Comment mettre fin au scandale de la fuite de capitaux africains qui se monte à un milliard de dollars par semaine
Depuis 30 ans, chaque semaine, l’Afrique perd en moyenne un milliard de dollars en flux financiers illicites. Selon Oxfam, des mesures radicales s’imposent pour renforcer au plus vite la transparence et la gouvernance, et ainsi mettre fin à ce scandale.
À l’occasion d’une table ronde publique qui a réuni jeudi 24 octobre des personnalités politiques, du secteur privé et de la société civile, Winnie Byanyima, directrice générale d’Oxfam, a expliqué que l’hémorragie financière de l’Afrique – de l’ordre de 1 400 milliards de dollars pour la période 1980-2009, selon les dernières estimations de la Banque africaine de développement, soit 50 à 60 milliards de dollars par an – appelle une solution mondiale, pas seulement africaine.

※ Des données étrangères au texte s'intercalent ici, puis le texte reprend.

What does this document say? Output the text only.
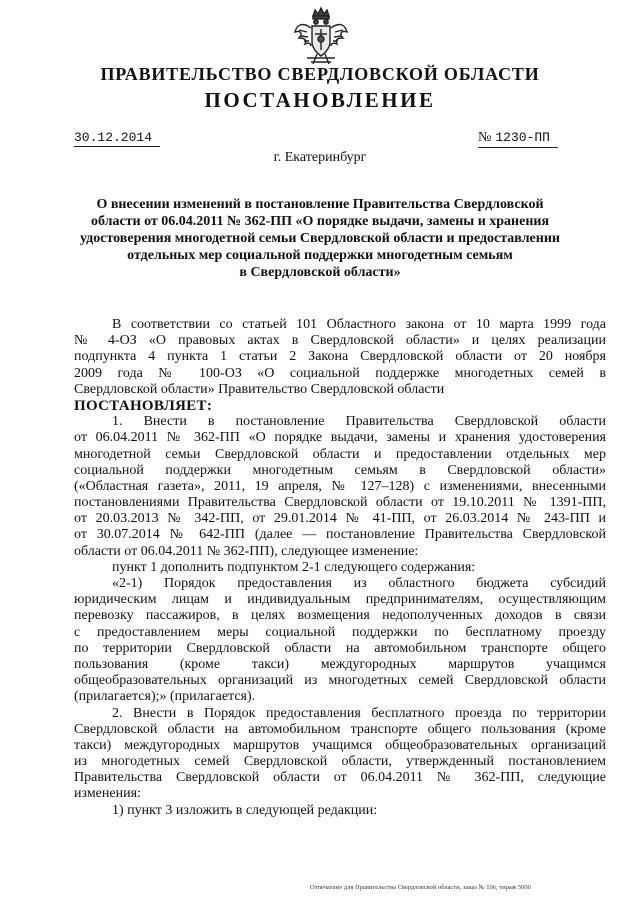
ПРАВИТЕЛЬСТВО СВЕРДЛОВСКОЙ ОБЛАСТИ
ПОСТАНОВЛЕНИЕ
30.12.2014	№ 1230-ПП
г. Екатеринбург
О внесении изменений в постановление Правительства Свердловской
области от 06.04.2011 № 362-ПП «О порядке выдачи, замены и хранения
удостоверения многодетной семьи Свердловской области и предоставлении
отдельных мер социальной поддержки многодетным семьям
в Свердловской области»
В соответствии со статьей 101 Областного закона от 10 марта 1999 года
№ 4-ОЗ «О правовых актах в Свердловской области» и целях реализации
подпункта 4 пункта 1 статьи 2 Закона Свердловской области от 20 ноября
2009 года № 100-ОЗ «О социальной поддержке многодетных семей в
Свердловской области» Правительство Свердловской области
ПОСТАНОВЛЯЕТ:
1. Внести в постановление Правительства Свердловской области
от 06.04.2011 № 362-ПП «О порядке выдачи, замены и хранения удостоверения
многодетной семьи Свердловской области и предоставлении отдельных мер
социальной поддержки многодетным семьям в Свердловской области»
(«Областная газета», 2011, 19 апреля, № 127–128) с изменениями, внесенными
постановлениями Правительства Свердловской области от 19.10.2011 № 1391-ПП,
от 20.03.2013 № 342-ПП, от 29.01.2014 № 41-ПП, от 26.03.2014 № 243-ПП и
от 30.07.2014 № 642-ПП (далее — постановление Правительства Свердловской
области от 06.04.2011 № 362-ПП), следующее изменение:
пункт 1 дополнить подпунктом 2-1 следующего содержания:
«2-1) Порядок предоставления из областного бюджета субсидий
юридическим лицам и индивидуальным предпринимателям, осуществляющим
перевозку пассажиров, в целях возмещения недополученных доходов в связи
с предоставлением меры социальной поддержки по бесплатному проезду
по территории Свердловской области на автомобильном транспорте общего
пользования (кроме такси) междугородных маршрутов учащимся
общеобразовательных организаций из многодетных семей Свердловской области
(прилагается);» (прилагается).
2. Внести в Порядок предоставления бесплатного проезда по территории
Свердловской области на автомобильном транспорте общего пользования (кроме
такси) междугородных маршрутов учащимся общеобразовательных организаций
из многодетных семей Свердловской области, утвержденный постановлением
Правительства Свердловской области от 06.04.2011 № 362-ПП, следующие
изменения:
1) пункт 3 изложить в следующей редакции:
Отпечатано для Правительства Свердловской области, заказ № 106, тираж 5000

Avec une perte de 732,8 milliards de dollars sur cette période, les pays africains exportateurs de pétrole sont les plus durement touchés, notamment le Nigeria, l’Égypte et l’Afrique du Sud, selon la banque.
Nouvelles ressources, nouveaux flux illicites ?
La découverte de nouveaux gisements de fer, de pétrole, de gaz, d’or et de charbon – pour une valeur estimée à 11 milliards de dollars rien qu’en Guinée, au Ghana, au Libéria, en Tanzanie et au Mozambique – risque d’entraîner une recrudescence des sorties illicites de capitaux africains, prévient l’Africa Progress Panel.
Oxfam et le Centre d’études africaines de l’Université d’Oxford ont organisé cet événement auquel sont intervenus notamment le ministre ougandais des Affaires étrangères, Sam Kutesa, le Haut-Commissaire du Ghana au Royaume-Uni, Kwaku Danso-Boafo, et l’ancien Premier ministre du Zimbabwe, Morgan Tsvangirai. Le directeur des études économiques de la Banque africaine de développement et des représentants de Rio Tinto, de la Fondation Ford et de l’Alliance mondiale pour la justice fiscale ont également pris la parole.
Au point de départ
« La malédiction des ressources n’a jamais été aussi flagrante et, avec les découvertes quotidiennes de minerais en Afrique, il n’a jamais été aussi important d’y remédier, a expliqué Winnie Byanyima. Ces nouvelles découvertes considérables pourraient générer des dizaines de milliards de dollars d’impôts pour financer les écoles et les hôpitaux. Mais ce ne pourra être le cas que si ces nouveaux capitaux restent en Afrique. Trop souvent, ils se retrouvent à Zurich au lieu de la Zambie ou à Londres au lieu du Liberia.
« Nous sommes à un tournant dans les efforts pour réellement soumettre les industries extractives mondiales à un contrôle étroit et mettre de l’ordre dans leurs affaires fiscales. Le Ghana a fait coïncider les découvertes de minerais sur son territoire avec une nouvelle loi ambitieuse sur la gestion de ses recettes pétrolières. Au niveau régional, un code minier visant à protéger les droits des communautés locales est à l’étude au sein de la Communauté économique des États de l’Afrique de l’Ouest (Cédéao), et l’Union africaine a adopté sa "Vision du régime minier de l’Afrique".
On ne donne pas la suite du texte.